A tale of two countries

I found out I was on the U.S. no fly list when the San Francisco police detained me while they checked with the FBI. We sued.

If I'd been a Canadian, I might have been invited to a focus group to consider whether and how such a list should be developed.

According to a report commissioned by the Canadian Transport Department:

[P]eople "had difficulty conceptualizing how such a list would work and how it would be developed."


— Who will assemble the list? A government agency, a judge, the police, an independent third party?

— What criteria will be used to place people's names on the list? That is, how will "terrorism" and "suspicion" be defined?
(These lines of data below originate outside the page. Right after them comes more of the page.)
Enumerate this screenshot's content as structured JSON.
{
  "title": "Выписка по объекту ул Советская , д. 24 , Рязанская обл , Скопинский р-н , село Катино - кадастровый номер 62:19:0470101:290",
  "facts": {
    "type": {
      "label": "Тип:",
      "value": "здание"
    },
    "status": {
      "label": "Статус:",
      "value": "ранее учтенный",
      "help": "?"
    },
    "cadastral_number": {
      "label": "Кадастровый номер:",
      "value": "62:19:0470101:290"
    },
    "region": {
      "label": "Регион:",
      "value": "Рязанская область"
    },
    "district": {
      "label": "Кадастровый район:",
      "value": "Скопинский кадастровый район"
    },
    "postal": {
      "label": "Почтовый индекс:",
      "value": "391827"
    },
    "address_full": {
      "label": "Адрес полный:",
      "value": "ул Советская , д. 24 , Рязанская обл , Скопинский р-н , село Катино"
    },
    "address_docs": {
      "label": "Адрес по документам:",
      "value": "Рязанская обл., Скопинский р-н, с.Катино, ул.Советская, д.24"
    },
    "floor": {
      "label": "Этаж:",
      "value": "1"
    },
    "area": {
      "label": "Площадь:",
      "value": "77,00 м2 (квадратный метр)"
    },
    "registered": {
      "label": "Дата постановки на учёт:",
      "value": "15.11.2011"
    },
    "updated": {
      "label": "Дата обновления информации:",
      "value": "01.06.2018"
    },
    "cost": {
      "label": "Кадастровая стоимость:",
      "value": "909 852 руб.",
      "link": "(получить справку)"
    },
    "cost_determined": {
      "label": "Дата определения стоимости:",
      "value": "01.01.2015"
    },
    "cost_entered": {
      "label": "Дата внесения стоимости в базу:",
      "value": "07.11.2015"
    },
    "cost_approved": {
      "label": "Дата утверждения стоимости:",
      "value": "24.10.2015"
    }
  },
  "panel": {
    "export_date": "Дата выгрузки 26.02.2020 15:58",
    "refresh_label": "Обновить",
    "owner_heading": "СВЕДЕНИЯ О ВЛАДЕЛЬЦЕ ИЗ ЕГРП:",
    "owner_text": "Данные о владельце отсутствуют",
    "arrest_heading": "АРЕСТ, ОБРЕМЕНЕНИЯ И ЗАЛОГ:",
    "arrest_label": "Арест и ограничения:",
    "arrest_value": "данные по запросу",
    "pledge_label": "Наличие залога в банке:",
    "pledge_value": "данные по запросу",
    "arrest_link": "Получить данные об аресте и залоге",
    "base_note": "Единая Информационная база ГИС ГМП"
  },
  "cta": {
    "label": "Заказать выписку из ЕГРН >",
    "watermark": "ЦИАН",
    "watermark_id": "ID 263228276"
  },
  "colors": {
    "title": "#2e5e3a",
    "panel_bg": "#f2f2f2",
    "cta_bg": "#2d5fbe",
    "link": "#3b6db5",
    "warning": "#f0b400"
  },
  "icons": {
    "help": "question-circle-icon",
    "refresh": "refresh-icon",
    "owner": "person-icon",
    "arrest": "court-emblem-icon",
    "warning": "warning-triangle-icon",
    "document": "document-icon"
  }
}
[Focus group p]articipants were "involved Canadians" — people who regularly read newspapers and have at least a high school education and income of $40,000 or more. Half were frequent flyers, having flown at least five times in the last year.
It is nice to know that Canadians, apparently uncoached, ask the same questions we asked our government.

Generally it was a bad weekend for the Theater of Fear that masquerades as airport security:
  • Irish Sinn Fein leader Gerry Adams was held by airport security long enough so he missed his St. Patrick's Day gig in Buffalo. Earlier in the day he had been among a group that met with President Bush.
  • Meanwhile MSNBC reported that TSA screeners at 21 airports across the country failed to catch "bomb materials" smuggled through their gates.
As the ACLU has insisted, this charade is not keeping us either safe or free.


Zak said...
This comment has been removed by a blog administrator.
Zak said...

I believe the bulk of all smuggling in the US is via airports and ports?

mikevotes said...

I love that cartoon!!!!

And did you ever find out how you got on "the list?"


janinsanfran said...

mikevotes -- nope, we never got an answer. "National security" dictates they won't tell you how you get on the list, how (or if) you get off the list, etc.